How do I find, plot, and output the peaks of a live plotted Fast Fourier Transform (FFT) in Python?


I am working with the pyaudio and matplotlib packages for the first time and I am attempting to plot live audio data from microphone input, transform it to frequency domain information, and then output peaks with an input distance. This project is a modification of the three-part guide to build a spectrum analyzer found here.

Currently the code is formatted in a class as I have alternative methods that I am applying to the audio but I am only posting the class with the relevant methods as they don't make reference to each and are self-contained. Another quirk of the program is that it calls upon a local file though it only uses input from the user microphone; this is a leftover from the original functionality of plotting a sound file's intensity while it played and is no longer integral to the code.

import pyaudio
import wave
import struct
import pandas as pd
from scipy.fftpack import fft
from scipy.signal import find_peaks
import matplotlib.pyplot as plt
import numpy as np

class Wave:
    def __init__(self, file) -> None:
        self.CHUNK = 1024 * 4
        self.obj = wave.open(file, "r")
        self.callback_output = []
        self.data = self.obj.readframes(self.CHUNK)
        self.rate = 44100

        # Initiate an instance of PyAudio
        self.p = pyaudio.PyAudio()

        # Open a stream with the file specifications
        self.stream = self.p.open(format = pyaudio.paInt16,
                                  channels = self.obj.getnchannels(),
                                  rate = self.rate,
                                  output = True,
                                  input = True,
                                  frames_per_buffer = self.CHUNK)
        
    def fft_plot(self, distance: float):
        x_fft = np.linspace(0, self.rate, self.CHUNK)
        fig, ax = plt.subplots()
        line_fft, = ax.semilogx(x_fft, np.random.rand(self.CHUNK), "-", lw = 2)

        # Bind plot window sizes
        ax.set_xlim(20, self.rate / 2)

        plot_data = self.stream.read(self.CHUNK)
        self.data_int = pd.DataFrame(struct.unpack(\
                        str(self.CHUNK * 2) + 'h', plot_data)).astype(dtype = "b")[::2]

        y_fft = fft(self.data_int)
        line_fft.set_ydata(np.abs(y_fft[0:self.CHUNK]) / (256 * self.CHUNK))

        plt.show(block = False)

        while True:
            # Read incoming audio data
            data = self.stream.read(self.CHUNK)
            
            # Convert data to bits then to array
            self.data_int = struct.unpack(str(4 * self.CHUNK) + 'B', data)
            
            # Recompute FFT and update line
            yf = fft(self.data_int)
            line_data = np.abs(yf[0:self.CHUNK])  / (128 * self.CHUNK)
            line_fft.set_ydata(line_data)

            # Find all values above threshold
            peaks, _ = find_peaks(line_data, distance = distance)

            # Update the plot
            plt.plot(peaks, line_data[peaks], "x")
            fig.canvas.draw()
            fig.canvas.flush_events()

            # Exit program when plot window is closed
            fig.canvas.mpl_connect('close_event', exit)

test_file = "C:/Users/Tam/Documents/VScode/Final Project/PrismGuitars.wav"

audio_test = Wave(test_file)
audio_test.fft_plot(2000)

The code does not throw any errors and runs fine with an okay framerate and only terminates when the plot window is closed, all of which is good.
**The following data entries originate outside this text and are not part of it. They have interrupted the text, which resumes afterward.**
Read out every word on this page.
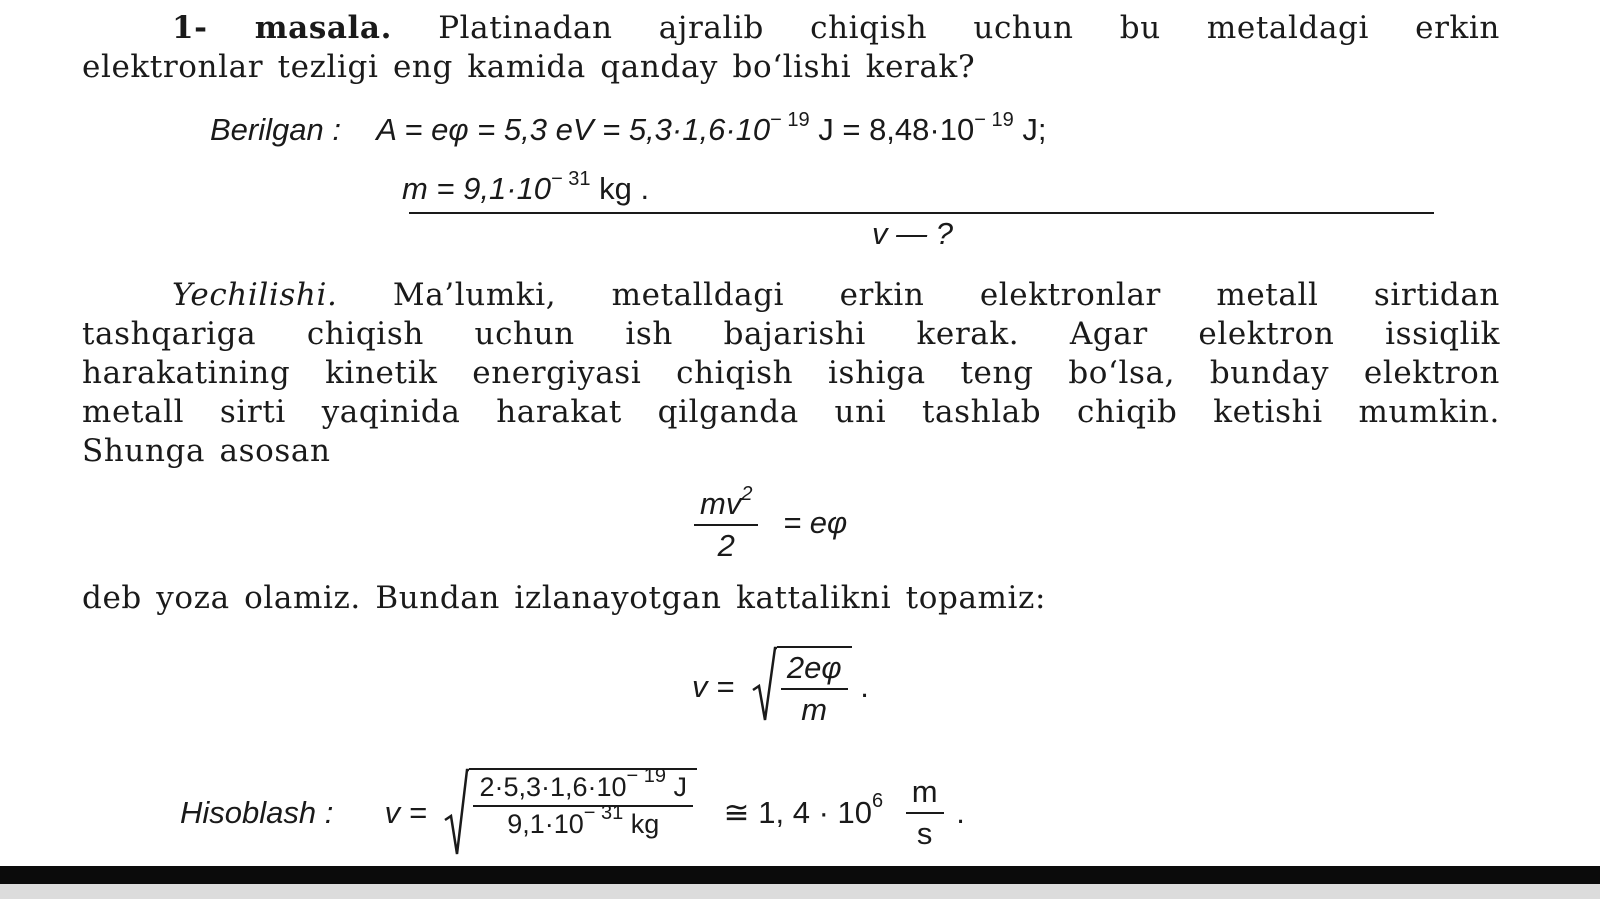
1- masala. Platinadan ajralib chiqish uchun bu metaldagi erkin
elektronlar tezligi eng kamida qanday bo‘lishi kerak?
Berilgan : A = eφ = 5,3 eV = $5,3\cdot 1,6\cdot 10^{- 19}$ $J = 8,48\cdot 10^{- 19}$ J;
$m = 9,1\cdot 10^{- 31}$ kg .
v — ?
Yechilishi. Ma’lumki, metalldagi erkin elektronlar metall sirtidan
tashqariga chiqish uchun ish bajarishi kerak. Agar elektron issiqlik
harakatining kinetik energiyasi chiqish ishiga teng bo‘lsa, bunday elektron
metall sirti yaqinida harakat qilganda uni tashlab chiqib ketishi mumkin.
Shunga asosan
$\frac{mv^2}{2} = e\varphi$
deb yoza olamiz. Bundan izlanayotgan kattalikni topamiz:
$v = \frac{2e\varphi}{m}$ .
Hisoblash : $v = \frac{2\cdot 5,3\cdot 1,6\cdot 10^{- 19} J}{9,1\cdot 10^{- 31} kg}$ ≅ 1, $4 \cdot 10^6 \frac{m}{s}$ .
The issue I'm encountering is with the determination and plotting of the peaks of line_data as when I run this code the output over time looks like this matplotlib graph instance.

It seems that the peaks (or peak) are being found but at a lower frequency than the x of line_data and as such are shifted comparatively. The other, more minor, issue is that since this is a live plot I would like to clear the previous instance of the peak marker so that it only shows the current instance and not all of the ones plotted prior.

I have attempted in prior fixes to use the line_fft in the peak detection but as it is cast to a Line2D format the peak detection algorithm isn't able to deal with the data type. I have also tried implementing a list comprehension as seen in this post but the time to cast to list is prohibitively slow and did not return any peak markers when I ran it.

EDIT: Following Jody's input the program now returns the proper values as I was only printing an index for the x-coordinate of the peak marker. Nevertheless I would still appreciate some insight as to whether it is possible to update per marker rather than having all the previous ones constantly displayed.

As for the marker updating I have attempted to clear the plot in the while loop both before and after drawing the markers (in different tests of course) but I only ever end up with a completely blank graph.

Please let me know if there is anything I should clarify and thank you for your time.


Solution

  • As Jody pointed out the peaks variable contains indexes for the detected peaks that then need to be retrieved from x_fft and line_data in order to match up with the displayed data.

    First we create a scatter plot:

    scat = ax.scatter([], [], c = "purple", marker = "x")
    

    This data can then be stacked using a container variable in the while loop as such:

    array_peaks = np.c_[x_fft[peaks], line_data[peaks]]
    

    and update the data in the while loop with:

    scat.set_offsets(array_peaks)